What’s shaking today?
In long expected news, TPG filed to go public, without revealing how many shares it plans to sell or its pricing terms. The firm plans to trade on Nasdaq under the symbol “TPG.” J.P. Morgan, Goldman Sachs, Morgan Stanley, TPG Capital BD and BofA Securities are lead underwriters on the deal. Read more here on PE Hub.
Growth: Here’s another continuation fund deal, a type of structure that has been dominating the market and helping drive secondaries volume to likely record levels this year.
Goldman Sachs led a single-asset secondaries process in The Master Group, an HVAC/R products distributor, backed by Novacap Industries. The deal, which moved Master Group out of Novacap’s third fund, raised about C$1.1 billion.
Other investors in the deal included Fonds de Solidarité FTQ, Fondaction, Portfolio Advisors, Lexington Partners, Blackstone Strategic Partners, Whitehorse Liquidity Partners and iA Financial Group, according to a statement. Credit Suisse worked as secondaries adviser on the deal.
The deal comes after Master’s acquisition of Value-Added HVAC Distributors and its three subsidiaries, which allowed the company to expand into the U.S. market. Read more here on PE Hub.
There is an expectation that some of the large concentrated asset deals on the market will take longer to complete, or perhaps some will even, *gasp*, linger on without getting done. The issue is the limited universe of buyers in the secondary market. While tons of capital has been raised for secondary deals, dry powder doesn’t come close to being able to handle all the inventory.
Jefferies estimated near-term capital available for deployment, as of June, at around $231 billion (which has surely been whittled down through deal activity in the second half). However, buyers’ attention turned toward greater diversification after investing in more concentrated deals earlier in the year. This has driven activity around traditional LP portfolio sales.

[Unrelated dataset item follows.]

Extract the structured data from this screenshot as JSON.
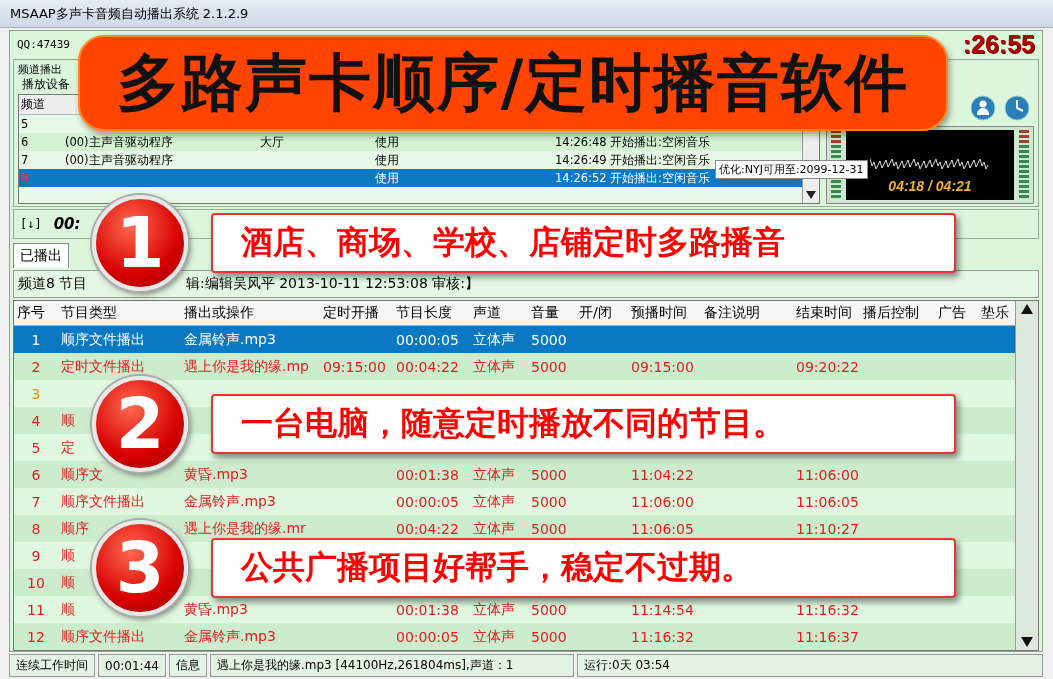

“Some agents have been telling GPs to actually hold off on launching processes now, because there’s been a lot done, and some secondaries funds are sort of full-out on their 2021 allocations and they need to get back into the market and fundraise and put some distance between deals they’ve done,” said a secondaries professional.
“I think we’ll see a bit of a slowdown into Q1 … there’s some risk if you’re launching a process now,” the professional said.